JD,
could you give me the source for your solution. Are you aware of a good
textbook on this matter?
Thanks,
Haje
"JD Smith" <jdsmith@as.arizona.edu> wrote in message
news:pan.2003.07.21.18.27.19.886736.21942@as.arizona.edu...

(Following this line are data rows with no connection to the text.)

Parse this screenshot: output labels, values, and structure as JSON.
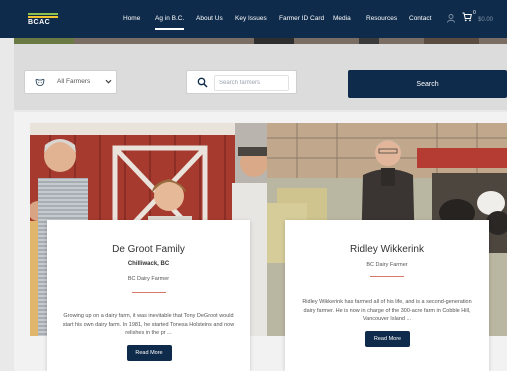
{
  "nav": {
    "logo_text": "BCAC",
    "items": [
      {
        "label": "Home"
      },
      {
        "label": "Ag in B.C."
      },
      {
        "label": "About Us"
      },
      {
        "label": "Key Issues"
      },
      {
        "label": "Farmer ID Card"
      },
      {
        "label": "Media"
      },
      {
        "label": "Resources"
      },
      {
        "label": "Contact"
      }
    ],
    "cart_count": "0",
    "cart_total": "$0.00"
  },
  "filters": {
    "select_value": "All Farmers",
    "search_placeholder": "Search farmers",
    "search_button": "Search"
  },
  "cards": [
    {
      "name": "De Groot Family",
      "location": "Chilliwack, BC",
      "role": "BC Dairy Farmer",
      "description": "Growing up on a dairy farm, it was inevitable that Tony DeGroot would start his own dairy farm. In 1981, he started Tonesa Holsteins and now relishes in the pr ...",
      "button": "Read More"
    },
    {
      "name": "Ridley Wikkerink",
      "location": "",
      "role": "BC Dairy Farmer",
      "description": "Ridley Wikkerink has farmed all of his life, and is a second-generation dairy farmer. He is now in charge of the 300-acre farm in Cobble Hill, Vancouver Island ...",
      "button": "Read More"
    }
  ],
  "colors": {
    "navy": "#0f2b4b",
    "accent": "#d47a68"
  }
}
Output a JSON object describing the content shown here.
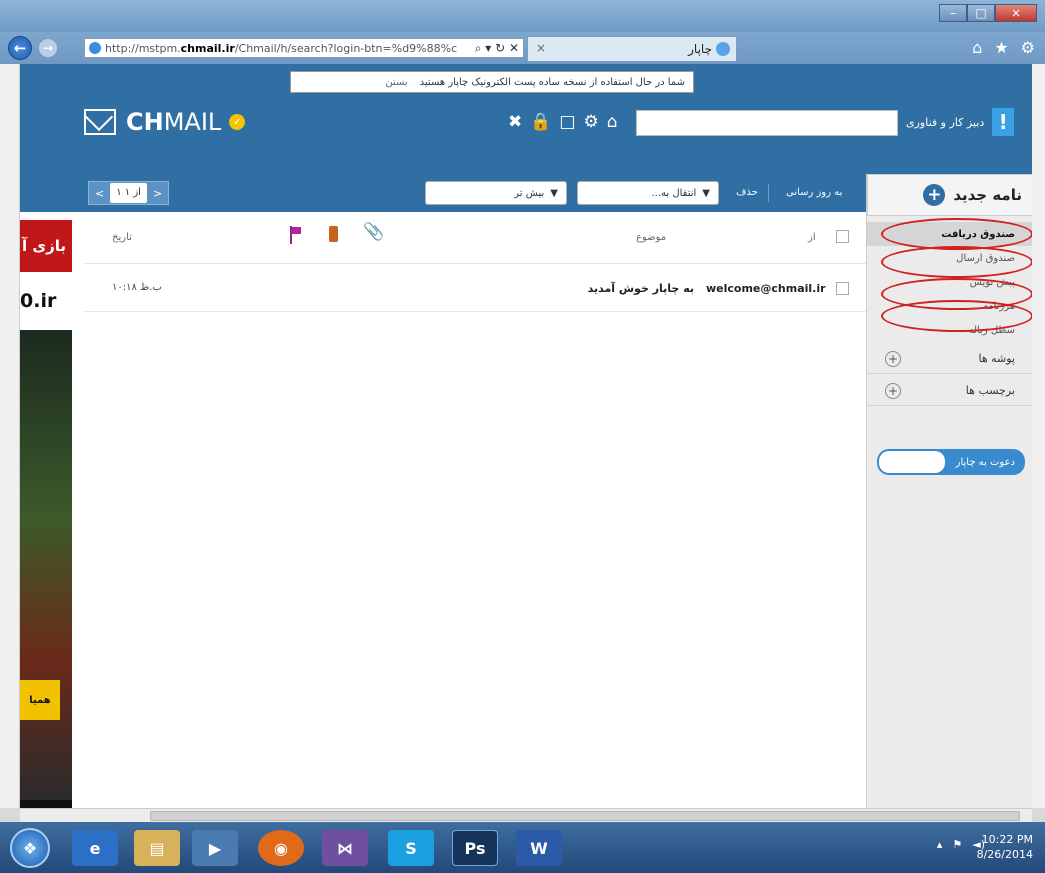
{
  "browser": {
    "address_url": "http://mstpm.",
    "address_host": "chmail.ir",
    "address_path": "/Chmail/h/search?login-btn=%d9%88%c",
    "address_tools": "⌕ ▾ ↻ ✕",
    "tab_title": "چاپار",
    "tab_close": "×",
    "window_minimize": "–",
    "window_maximize": "□",
    "window_close": "×",
    "tools": [
      "⌂",
      "★",
      "⚙"
    ]
  },
  "header": {
    "notice_text": "شما در حال استفاده از نسخه ساده پست الکترونیک چاپار هستید",
    "notice_close": "بستن",
    "logo_bold": "CH",
    "logo_thin": "MAIL",
    "brand_text": "دبیز کار و فناوری",
    "brand_mark": "!",
    "icons": [
      "✖",
      "🔒",
      "□",
      "⚙",
      "⌂"
    ]
  },
  "toolbar": {
    "prev": "<",
    "pager_count": "۱ از ۱",
    "next": ">",
    "more_select": "بیش تر",
    "move_select": "انتقال به...",
    "delete": "حذف",
    "refresh": "به روز رسانی",
    "select_arrow": "▼"
  },
  "sidebar": {
    "compose": "نامه جدید",
    "compose_icon": "+",
    "folders": [
      "صندوق دریافت",
      "صندوق ارسال",
      "پیش نویس",
      "هرزنامه",
      "سطل زباله"
    ],
    "sections": [
      {
        "label": "پوشه ها",
        "icon": "+"
      },
      {
        "label": "برچسب ها",
        "icon": "+"
      }
    ],
    "invite": "دعوت به چاپار"
  },
  "list": {
    "head_from": "از",
    "head_subject": "موضوع",
    "head_date": "تاریخ",
    "rows": [
      {
        "from": "welcome@chmail.ir",
        "subject": "به چاپار خوش آمدید",
        "date": "۱۰:۱۸ ب.ظ"
      }
    ]
  },
  "ad": {
    "top_text": "بازی آ",
    "domain": "0.ir",
    "badge": "همیا"
  },
  "taskbar": {
    "apps": [
      "e",
      "▤",
      "▶",
      "◉",
      "⋈",
      "S",
      "Ps",
      "W"
    ],
    "tray": [
      "▴",
      "⚑",
      "◄)"
    ],
    "time": "10:22 PM",
    "date": "8/26/2014"
  },
  "colors": {
    "header_blue": "#2f6fa3",
    "sidebar_gray": "#ebebeb",
    "annotation_red": "#d02020"
  }
}
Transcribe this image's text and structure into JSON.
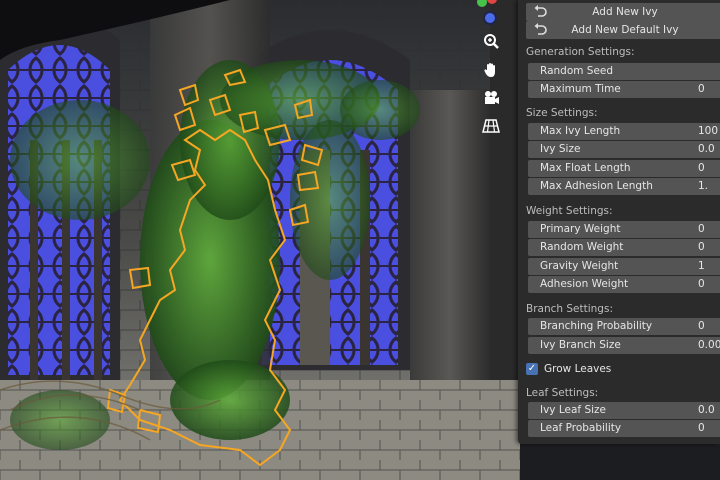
{
  "panel": {
    "buttons": {
      "add_new_ivy": "Add New Ivy",
      "add_new_default_ivy": "Add New Default Ivy"
    },
    "generation": {
      "header": "Generation Settings:",
      "random_seed": {
        "label": "Random Seed",
        "value": ""
      },
      "maximum_time": {
        "label": "Maximum Time",
        "value": "0"
      }
    },
    "size": {
      "header": "Size Settings:",
      "max_ivy_length": {
        "label": "Max Ivy Length",
        "value": "100"
      },
      "ivy_size": {
        "label": "Ivy Size",
        "value": "0.0"
      },
      "max_float_length": {
        "label": "Max Float Length",
        "value": "0"
      },
      "max_adhesion_length": {
        "label": "Max Adhesion Length",
        "value": "1."
      }
    },
    "weight": {
      "header": "Weight Settings:",
      "primary_weight": {
        "label": "Primary Weight",
        "value": "0"
      },
      "random_weight": {
        "label": "Random Weight",
        "value": "0"
      },
      "gravity_weight": {
        "label": "Gravity Weight",
        "value": "1"
      },
      "adhesion_weight": {
        "label": "Adhesion Weight",
        "value": "0"
      }
    },
    "branch": {
      "header": "Branch Settings:",
      "branching_probability": {
        "label": "Branching Probability",
        "value": "0"
      },
      "ivy_branch_size": {
        "label": "Ivy Branch Size",
        "value": "0.00"
      }
    },
    "grow_leaves": {
      "label": "Grow Leaves",
      "checked": true
    },
    "leaf": {
      "header": "Leaf Settings:",
      "ivy_leaf_size": {
        "label": "Ivy Leaf Size",
        "value": "0.0"
      },
      "leaf_probability": {
        "label": "Leaf Probability",
        "value": "0"
      }
    }
  },
  "colors": {
    "panel_bg": "#2b2b2b",
    "field_bg": "#545454",
    "selection_outline": "#f5a623",
    "window_glass": "#4a4fe0",
    "checkbox": "#4772b3"
  },
  "icons": {
    "gizmo": [
      "axis-x-red",
      "axis-y-green",
      "axis-z-blue"
    ],
    "tools": [
      "zoom-icon",
      "hand-pan-icon",
      "camera-icon",
      "grid-icon"
    ]
  }
}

> On Mon, 21 Jul 2003 08:40:58 -0700, Ian Chapman wrote:
>
>> Hi,
>>
>> I have created a 5 dimensional data cube (pressure, temperature,
>> relative humidity, frequency, transmission) with a radiative transfer
>> model. I have a user that will need to get transmission data for given
>> values of the rest of the parameters, so I am currently planning to
>> interpolate the cube to the input values of the user.
>>
>> Does anyone know of any multi-dimensional interpolation routines
>> (similar to spline) that would be able to perform this task?
>>
>
>
> You could roll your own using VALUE_LOCATE to locate the point
> (p,t,h,f) within each of the 4 relevant axes (bracketed between
> i,j,k,l and i+1,j+1,k+1,l+1), and then perform quad-linear
> interpolation on the 16 nearby grid points bracketing the desired
> value. E.g., let:
>
> a=(p-p[i])/(p[i+1]-p[i])
> b=(t-t[i])/(t[j+1]-t[j])
> c=(h-h[i])/(h[k+1]-h[k])
> d=(f-f[i])/(f[l+1]-f[l])
>
> The quad-linear interpolant over you whole data cube "z" would look
> like:
>
> (1-a)(1-b)(1-c)(1-d) z[i ,j ,k ,l ] +
> (1-a)(1-b)(1-c) d z[i ,j ,k ,l+1] +
> (1-a)(1-b) c (1-d) z[i ,j ,k+1,l ] +
> (1-a)(1-b) c d z[i ,j ,k+1,l+1] +
> (1-a) b (1-c)(1-d) z[i ,j+1,k ,l ] +
> (1-a) b (1-c) d z[i ,j+1,k ,l+1] +
> (1-a) b c (1-d) z[i ,j+1,k+1,l ] +
> (1-a) b c d z[i ,j+1,k+1,l+1] +
> a (1-b)(1-c)(1-d) z[i+1,j ,k ,l ] +
> a (1-b)(1-c) d z[i+1,j ,k ,l+1] +
> a (1-b) c (1-d) z[i+1,j ,k+1,l ] +
> a (1-b) c d z[i+1,j ,k+1,l+1] +
> a b (1-c)(1-d) z[i+1,j+1,k ,l ] +
> a b (1-c) d z[i+1,j+1,k ,l+1] +
> a b c (1-d) z[i+1,j+1,k+1,l ] +
> a b c d) z[i+1,j+1,k+1,l+1]
>
> The regularity of this pattern lends one to believe a generic n-linear
> interpolation code could be written. Fancier interpolation methods
> (cubic, spline, sinc) get much harder in higher dimensions.